When encoding normal maps using Mikkelsen’s algorithm – which has almost become the standard for many 3D programs – only the normal and the tangent are stored. The bitangent, sometimes also known as the binormal, is computed from the Cross Product of the tangent and the normal when the mesh data is loaded by another software package.

The tangent, bitangent, and normal are in essence the co-ordinate system of texture space, like the XYZ of 3D space.

Tangent space normal maps adjust normals based on the surface tangent. Thus will look odd when used on a mesh with different surface tangents. This means that we cannot expect a normal map, baked with on mesh, to look right on a different mesh.

A quad mesh wireframe with two axis gizmos on the surface, representing the Tangent, Bitangent, and the Normal vectors of a surface.

Take this small quad, comprised of two triangles. On each triangle we can see the N or normal vector in green, pointing directly away from the triangle’s face. The T or tangent vector is in blue, pointing to the top left in this image, and the B or bitangent vector in red, pointing to the bottom left.

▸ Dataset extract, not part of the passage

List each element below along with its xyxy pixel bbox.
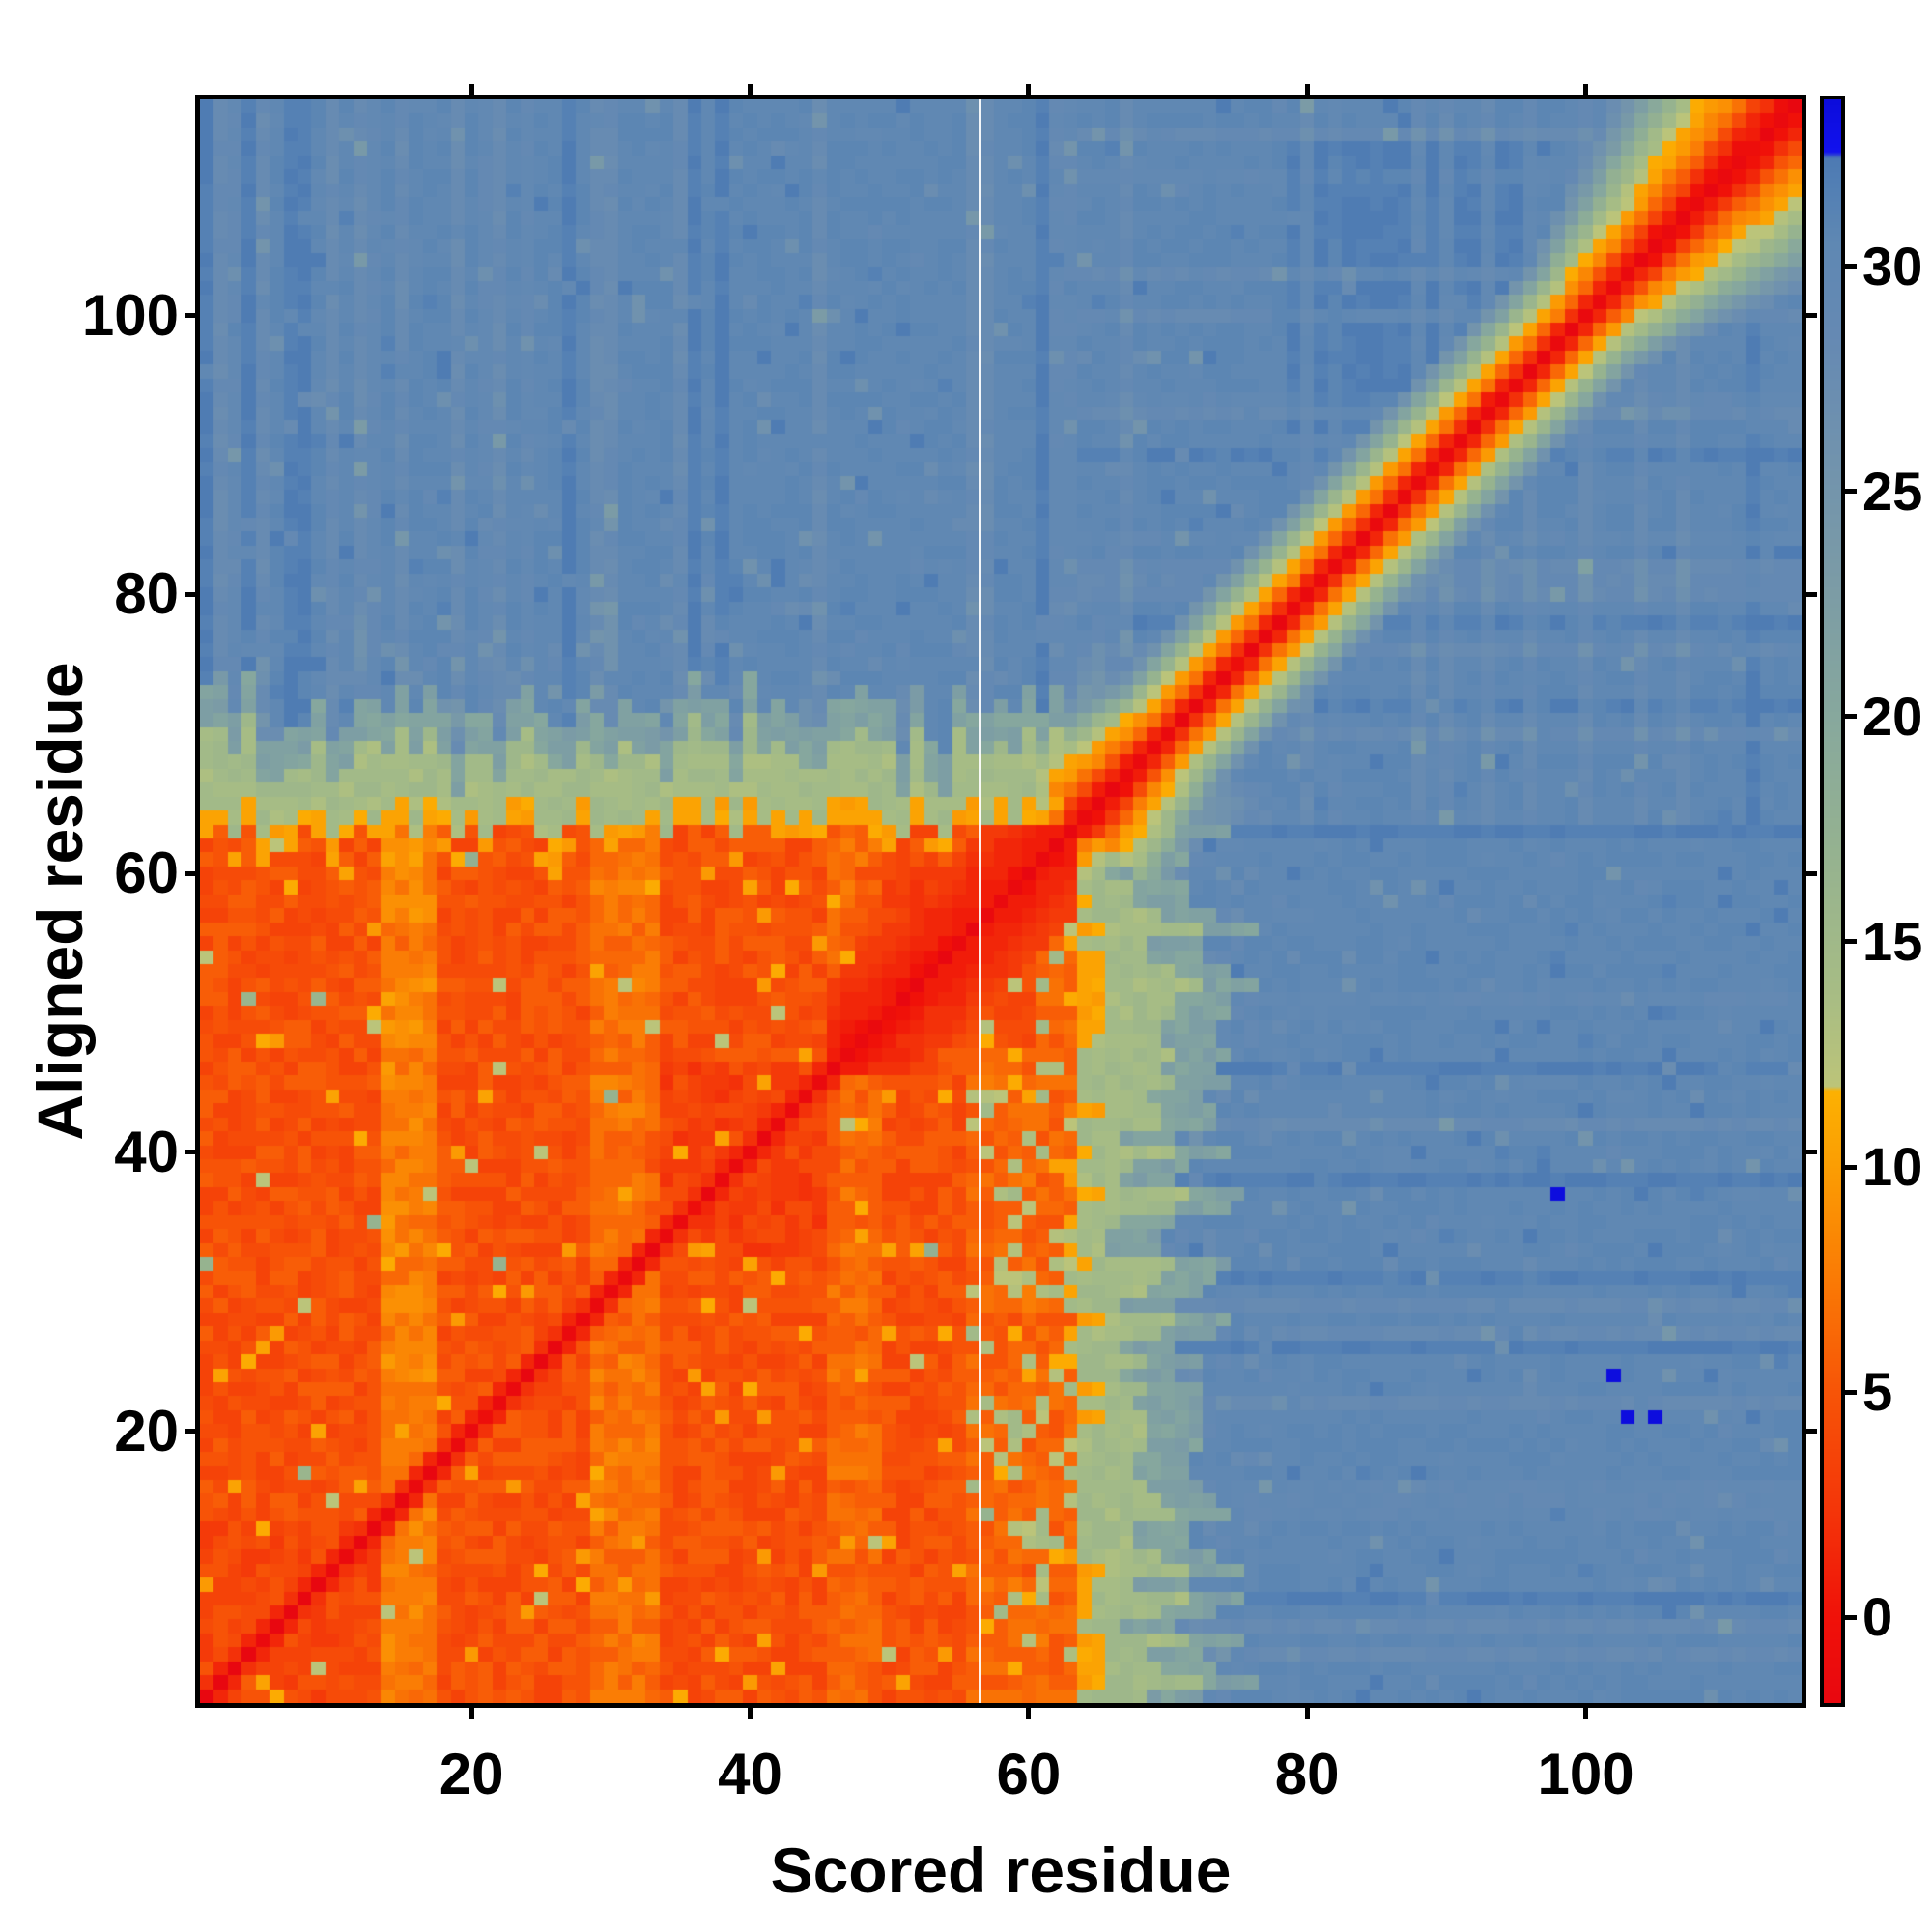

In the above static example, the TBN vectors just looked like our XYZ gizmos we’d normally see in a 3D DCC package – I’ve coloured the vectors the same so it’s a little more familiar.

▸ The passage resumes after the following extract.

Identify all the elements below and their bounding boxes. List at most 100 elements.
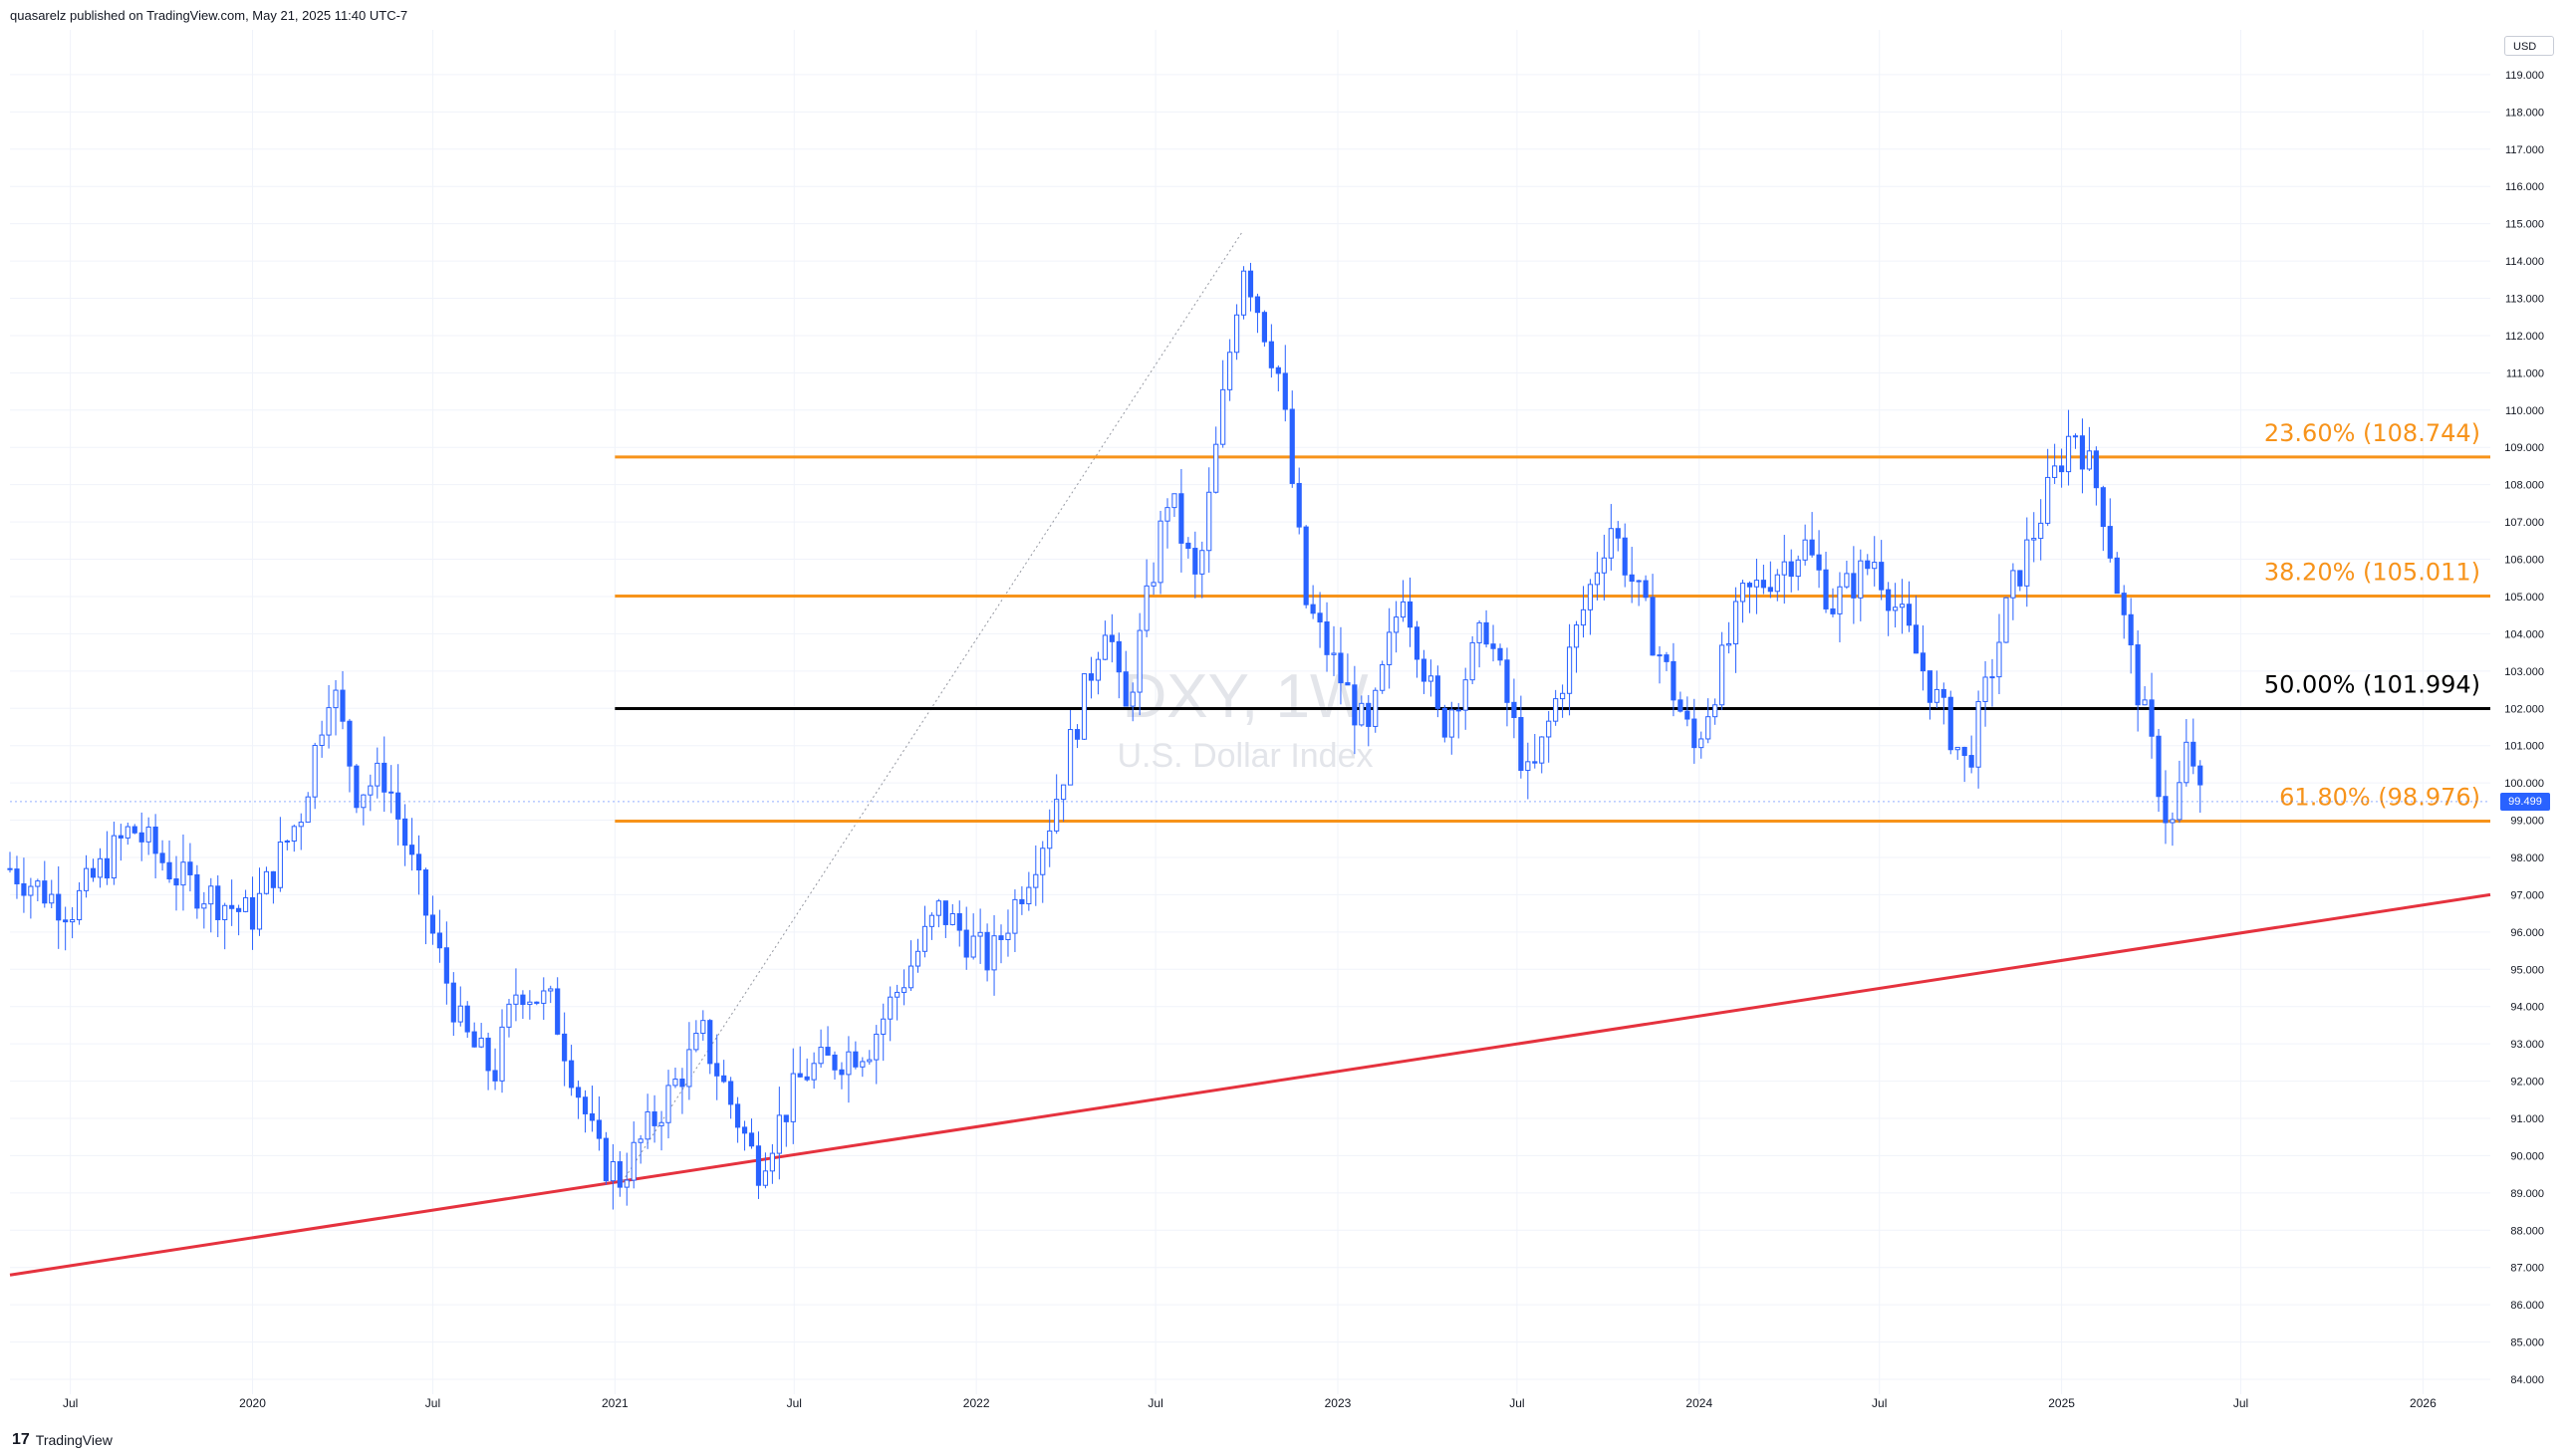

However in the above animated clip you can see how the TBN vectors move and re-orient with the animated plane.

Because the tangent represents the direction of the mesh at a given point, if the tangent is incorrect, the normals from the normal map will be pointing in a different direction, and thus odd shading can occur.

Originally credited from the above thread as coming from Handplain 3D’s documentation but it’s now missing from their site. This image shows some of the shadowing you can see when tangents are incorrect.

Tangent space normal maps store normals based upon the original tangents of the mesh. A normal of (0,1,0) in a normal map doesn’t mean point up in world or object space, it means “Point directly away from the models surface”. So this tangent-space up vector would be an unchanged normal, as this is what the face normal would have been in the first place.

Normal Map Textures

A common method of storing normal maps in textures is the DXT5nm format. There are more specifics here if you’re really interested, but the two interesting element here are; normal maps often only store the x and y of the normal vector because of a quirk of how the DXT5 format keeps file sizes down. Because normal vectors are unit vectors, we can compute the z.

The other; as texture maps often only contain 0 - 1 values, and normals can point in negative directions, this value needs to be remapped to this range. So in a normal map, 0.5 is actually 0. This explains why normal maps tend to have a blueish colour as the x and y channels will generally be close to 0 (or 0.5), and the z will be closer to 1 as it’s commonly pointing away from the surface.

Once the normal map has been decoded, we have a unit vector per pixel, which in the fragment shader we’d transform into object space.

The TBN Matrix.

The tangent, bitangent, normal matrix, or TBN Matrix is what is the end destination for the tangent space vectors we’ve been looking at. When these are assembled in a matrix, we can then multiply our decoded normal vector by this matrix. This transforms it, from the flat (tangent) space of our normal map, to the object space of our mesh. In this case specifically, it just rotates our normal vector to our mesh’s surface.

Linear Transformations (Matrix Multiplication)

This is a fundamental, but still hard to approach concept of linear algebra. It’s also pretty foundational in 3D geometry and rendering. So I’ll very likely be paying it a visit some day here.

Like many of the math concepts I’ve been looking at, it can be boiled down to a node or function, and the trick for most will just be understanding when and how to use it. Mostly this is something like Shader Graph’s Transform node, which we can see from the documentation includes transforming from tangent space.

To Summarise

This short takes a quick fly-by of tangent space mapping as a supporting component of my Cross Product article. There’s much more to touch on, like linear transforms, but hopefully this provides the start of a foundation.